Last fall (2010) dad injured his foot at work. It wouldn't heal. He described going to sleep the day before thanksgiving... he felt his heart slow down... and he started going cold all over. He couldn't move his body. He couldn't shout for help. (mom sleeps upstairs). The next morning, he told mom about it and she took him to the emergency room. His blood sugar was over 400. His foot was severely infected and was not healing due to poor circulation/diabetes. He wound up in the hospital for over a month with staph infection. Antibiotics were pumped directly into his heart. ALL OF THIS WAS OVER A SMALL CUT ON THE BOTTOM OF HIS FOOT!
He was put on non-weight bearing limitations. This thanksgiving (2011), he hadn't walked in over a year, still waiting for this small cut to heal. He wound up in the emergency room again. He couldn't feel his other leg. Back problems. Blown discs cemented. Still numbness and an inability to move his left leg. pinched nerve. back surgery. bone shave. pins. rods. scars. He's in a nursing home getting physical therapy to help him recover from the back surgery. He's been there since thanksgiving.
All of this could have been prevented with earlier weight loss. All of this, in addition to finishing my degree and needing the next project and the next step to working and living.... it's finally the right time. Dad has had elbows replaced, multiple back surgeries, both knees replaced, cartilage problems. But for some reason... the physical issues that continued after he lost the weight is more effective in inspiring me to get myself moving. Get myself in gear. Prevent that kind of life. Increase the quality of my own.
I'd love to say it was my own idea. I had switched to a new voice teacher over the summer. Like every new voice teacher, she addressed my weight. "This doesn't need to count against you. At auditions people will dismiss you purely on size." FINALLY a teacher that talks truth. "When you come back, I want you to tell me how your practicing went and I want you to tell me what you've done this week to lose weight. It's not to intimidate you, or make you feel bad. It's to hold you accountable." I tried stuff for a couple weeks. I would increase activity, or eat more veggies... but not really keeping tally or a record of progress.
My cousin, Amber, told me about Mir's blogging CDC challenge. I joined up not knowing what I was getting myself into... but making a commitment to myself. Since then I've been researching. I've been tracking. I've been learning about nutrition and exercise. I read an article about motivation... motivation happens in 4 stages...
- the initial spark.
- mentally preparing yourself... thinking yourself through.
- sustained commitment.
- habit/self renewing motivation (the feel good of doing well that inspires you to keep going).

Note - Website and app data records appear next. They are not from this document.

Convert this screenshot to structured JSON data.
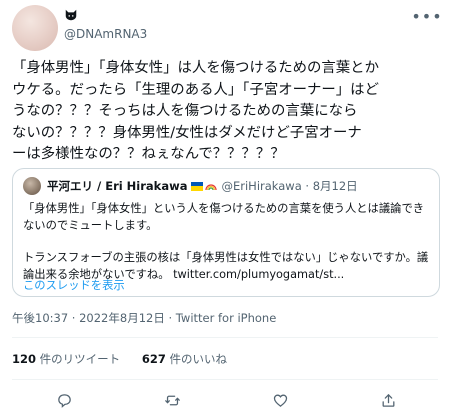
{
  "tweet": {
    "display_name": "",
    "display_icon": "cat-icon",
    "handle": "@DNAmRNA3",
    "text_lines": [
      "「身体男性」「身体女性」は人を傷つけるための言葉とか",
      "ウケる。だったら「生理のある人」「子宮オーナー」はど",
      "うなの？？？そっちは人を傷つけるための言葉になら",
      "ないの？？？？身体男性/女性はダメだけど子宮オーナ",
      "ーは多様性なの？？ねぇなんで？？？？？"
    ],
    "timestamp": "午後10:37 · 2022年8月12日 · Twitter for iPhone"
  },
  "quote": {
    "name": "平河エリ / Eri Hirakawa",
    "handle_date": "@EriHirakawa · 8月12日",
    "para1": [
      "「身体男性」「身体女性」という人を傷つけるための言葉を使う人とは議論でき",
      "ないのでミュートします。"
    ],
    "para2": [
      "トランスフォーブの主張の核は「身体男性は女性ではない」じゃないですか。議",
      "論出来る余地がないですね。 twitter.com/plumyogamat/st..."
    ],
    "thread_link": "このスレッドを表示"
  },
  "stats": {
    "retweets_count": "120",
    "retweets_label": " 件のリツイート",
    "likes_count": "627",
    "likes_label": " 件のいいね"
  },
  "colors": {
    "text": "#0f1419",
    "secondary": "#536471",
    "link": "#1d9bf0",
    "border": "#cfd9de"
  },
  "icons": [
    "cat-icon",
    "more-icon",
    "reply-icon",
    "retweet-icon",
    "like-icon",
    "share-icon"
  ]
}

I'm the fattest person in our little E2E challenge. I also have the advantage of being the youngest person in this challenge. I know I can do this. I work out 3x a week or more. I struggle to keep my diet in line. But I DO. If I can haul my fat ass off of the couch or out of bed and go jogging, you can too. I can do high impact aerobics without hurting myself. I can modify. I can bear all 320 of my pounds. Bones get stronger with weight bearing exercise. Be smart. But if you don't push yourself, you don't grow.
If you get used to moving your body and working out at your current weight, it will only get EASIER as that number goes down... and believe me, it will.